Example with JSON report:

python Advance_Phising_Mail_detector.py suspicious_mail.eml --report analysis.json

Arguments:

• <email_file.eml> → Path to the .eml email file

• --report analysis.json → Saves a JSON report of the analysis

📝 Output

• Header Analysis → Authentication checks, domain spoofing, mismatches

• Reputation Scanning → VirusTotal results for domains and IPs

• Link & Attachment Scanning → Flags malicious or suspicious URLs/files

• Final Verdict → Phishing Score + Verdict (SAFE / CAUTIOUS / UNSAFE)

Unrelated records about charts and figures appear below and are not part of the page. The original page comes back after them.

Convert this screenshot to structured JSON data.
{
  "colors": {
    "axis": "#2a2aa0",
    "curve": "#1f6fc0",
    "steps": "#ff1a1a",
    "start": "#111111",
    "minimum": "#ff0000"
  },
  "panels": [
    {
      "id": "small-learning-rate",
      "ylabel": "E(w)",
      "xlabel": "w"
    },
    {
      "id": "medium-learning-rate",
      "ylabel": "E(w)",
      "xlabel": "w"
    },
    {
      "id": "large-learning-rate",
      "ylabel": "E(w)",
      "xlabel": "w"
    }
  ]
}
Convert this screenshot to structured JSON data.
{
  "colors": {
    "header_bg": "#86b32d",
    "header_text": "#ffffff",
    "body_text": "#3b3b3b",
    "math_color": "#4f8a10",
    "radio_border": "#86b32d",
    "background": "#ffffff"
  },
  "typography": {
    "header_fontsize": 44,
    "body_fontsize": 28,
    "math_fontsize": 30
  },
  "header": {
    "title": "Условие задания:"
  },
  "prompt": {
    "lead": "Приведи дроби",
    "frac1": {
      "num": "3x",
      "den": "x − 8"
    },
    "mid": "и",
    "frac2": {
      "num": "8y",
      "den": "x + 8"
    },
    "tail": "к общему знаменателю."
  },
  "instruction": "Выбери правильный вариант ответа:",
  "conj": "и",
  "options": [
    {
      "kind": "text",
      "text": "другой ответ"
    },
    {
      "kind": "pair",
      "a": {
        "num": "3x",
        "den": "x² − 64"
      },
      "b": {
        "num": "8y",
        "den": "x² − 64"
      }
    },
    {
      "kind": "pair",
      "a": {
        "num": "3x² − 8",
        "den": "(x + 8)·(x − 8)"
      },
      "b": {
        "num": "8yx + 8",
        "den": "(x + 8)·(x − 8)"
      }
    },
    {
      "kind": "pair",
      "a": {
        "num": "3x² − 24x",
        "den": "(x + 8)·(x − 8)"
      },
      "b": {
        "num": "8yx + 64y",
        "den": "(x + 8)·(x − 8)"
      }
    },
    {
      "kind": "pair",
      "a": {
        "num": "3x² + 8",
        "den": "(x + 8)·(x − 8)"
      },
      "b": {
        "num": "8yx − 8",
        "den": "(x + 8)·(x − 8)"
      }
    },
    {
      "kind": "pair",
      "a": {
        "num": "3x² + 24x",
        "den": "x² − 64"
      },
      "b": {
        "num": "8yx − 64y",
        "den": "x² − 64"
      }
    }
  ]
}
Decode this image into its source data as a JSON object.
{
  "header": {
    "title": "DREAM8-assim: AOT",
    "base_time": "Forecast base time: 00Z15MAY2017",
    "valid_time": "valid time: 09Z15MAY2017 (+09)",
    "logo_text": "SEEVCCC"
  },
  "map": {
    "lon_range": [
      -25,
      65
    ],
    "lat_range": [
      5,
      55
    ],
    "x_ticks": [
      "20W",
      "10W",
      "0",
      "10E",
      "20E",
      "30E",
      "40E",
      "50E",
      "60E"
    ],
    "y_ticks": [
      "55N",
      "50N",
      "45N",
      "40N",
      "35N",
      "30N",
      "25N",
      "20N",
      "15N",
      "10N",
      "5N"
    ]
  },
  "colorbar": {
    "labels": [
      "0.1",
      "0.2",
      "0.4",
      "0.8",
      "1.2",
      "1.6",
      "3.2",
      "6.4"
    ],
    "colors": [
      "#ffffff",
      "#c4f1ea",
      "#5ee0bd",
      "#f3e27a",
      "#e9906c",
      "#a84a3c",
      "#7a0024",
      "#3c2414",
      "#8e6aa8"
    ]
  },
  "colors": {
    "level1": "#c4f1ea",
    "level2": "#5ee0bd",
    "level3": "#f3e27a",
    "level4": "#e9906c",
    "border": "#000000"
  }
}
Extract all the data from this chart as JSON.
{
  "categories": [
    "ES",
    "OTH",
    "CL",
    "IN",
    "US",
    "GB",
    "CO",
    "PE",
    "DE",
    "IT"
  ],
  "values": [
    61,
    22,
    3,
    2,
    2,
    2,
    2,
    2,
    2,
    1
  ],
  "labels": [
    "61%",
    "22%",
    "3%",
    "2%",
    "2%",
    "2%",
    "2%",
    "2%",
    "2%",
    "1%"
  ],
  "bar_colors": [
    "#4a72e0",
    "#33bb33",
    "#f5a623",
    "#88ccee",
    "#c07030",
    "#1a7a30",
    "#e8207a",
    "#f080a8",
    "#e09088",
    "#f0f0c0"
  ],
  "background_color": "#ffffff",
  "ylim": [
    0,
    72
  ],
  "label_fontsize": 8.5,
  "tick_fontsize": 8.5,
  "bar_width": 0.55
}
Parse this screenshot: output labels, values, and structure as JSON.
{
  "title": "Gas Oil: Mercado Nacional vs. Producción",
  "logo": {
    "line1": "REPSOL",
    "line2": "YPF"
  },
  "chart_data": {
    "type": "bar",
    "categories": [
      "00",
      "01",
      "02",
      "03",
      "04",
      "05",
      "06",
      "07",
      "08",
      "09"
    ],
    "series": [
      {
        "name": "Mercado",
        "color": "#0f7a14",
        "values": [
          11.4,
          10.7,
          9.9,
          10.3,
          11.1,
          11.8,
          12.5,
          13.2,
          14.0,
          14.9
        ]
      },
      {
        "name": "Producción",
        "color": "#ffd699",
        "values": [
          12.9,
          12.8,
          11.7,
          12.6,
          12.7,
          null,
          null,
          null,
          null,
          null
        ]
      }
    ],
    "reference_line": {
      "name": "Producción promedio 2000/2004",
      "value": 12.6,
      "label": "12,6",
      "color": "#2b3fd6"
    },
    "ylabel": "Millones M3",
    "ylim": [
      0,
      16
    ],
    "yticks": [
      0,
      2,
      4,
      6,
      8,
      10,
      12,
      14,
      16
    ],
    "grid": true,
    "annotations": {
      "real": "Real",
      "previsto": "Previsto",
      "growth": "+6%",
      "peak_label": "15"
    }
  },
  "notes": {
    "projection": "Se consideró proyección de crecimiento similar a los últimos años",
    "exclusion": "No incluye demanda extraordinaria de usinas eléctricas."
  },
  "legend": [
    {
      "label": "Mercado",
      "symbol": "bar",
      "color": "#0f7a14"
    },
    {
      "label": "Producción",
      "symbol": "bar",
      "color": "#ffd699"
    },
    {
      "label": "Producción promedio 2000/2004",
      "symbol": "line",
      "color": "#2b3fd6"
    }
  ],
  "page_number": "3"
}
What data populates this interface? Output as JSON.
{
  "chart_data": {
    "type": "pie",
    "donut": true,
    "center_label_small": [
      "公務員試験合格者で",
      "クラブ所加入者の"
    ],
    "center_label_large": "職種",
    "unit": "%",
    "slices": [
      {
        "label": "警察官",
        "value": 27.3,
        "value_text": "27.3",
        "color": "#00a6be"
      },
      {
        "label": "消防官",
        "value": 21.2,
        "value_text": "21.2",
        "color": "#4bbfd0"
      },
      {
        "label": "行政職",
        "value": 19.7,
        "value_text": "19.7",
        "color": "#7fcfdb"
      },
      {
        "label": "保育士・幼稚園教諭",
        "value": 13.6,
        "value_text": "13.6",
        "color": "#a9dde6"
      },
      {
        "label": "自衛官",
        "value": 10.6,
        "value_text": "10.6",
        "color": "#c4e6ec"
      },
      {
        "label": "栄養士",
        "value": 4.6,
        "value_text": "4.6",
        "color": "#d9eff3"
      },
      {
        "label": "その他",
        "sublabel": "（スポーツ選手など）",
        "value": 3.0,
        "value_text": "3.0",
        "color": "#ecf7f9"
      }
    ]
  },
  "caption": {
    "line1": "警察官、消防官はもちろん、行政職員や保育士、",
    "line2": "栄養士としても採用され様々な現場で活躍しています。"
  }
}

• JSON Report → If --report option is used

📂 Example JSON Report

{ "file": "suspicious_mail.eml", "verdict": "UNSAFE", "score": 8, "feedback": [ "Return-Path Mismatch: Possible spoofing.", "DMARC Failure: Sender is forged.", "Malicious Links: 2 flagged as unsafe." ], "details": { "header_findings": {...}, "spoof_findings": {...}, "reputation_results": [...], "url_results": [...], "attachment_results": [...], "domain_age_days": 12 } }

⚠️ Disclaimer

This tool is designed strictly for educational and defensive security purposes.
Do not use it for offensive, malicious, or illegal activities.
The author assumes no liability for misuse.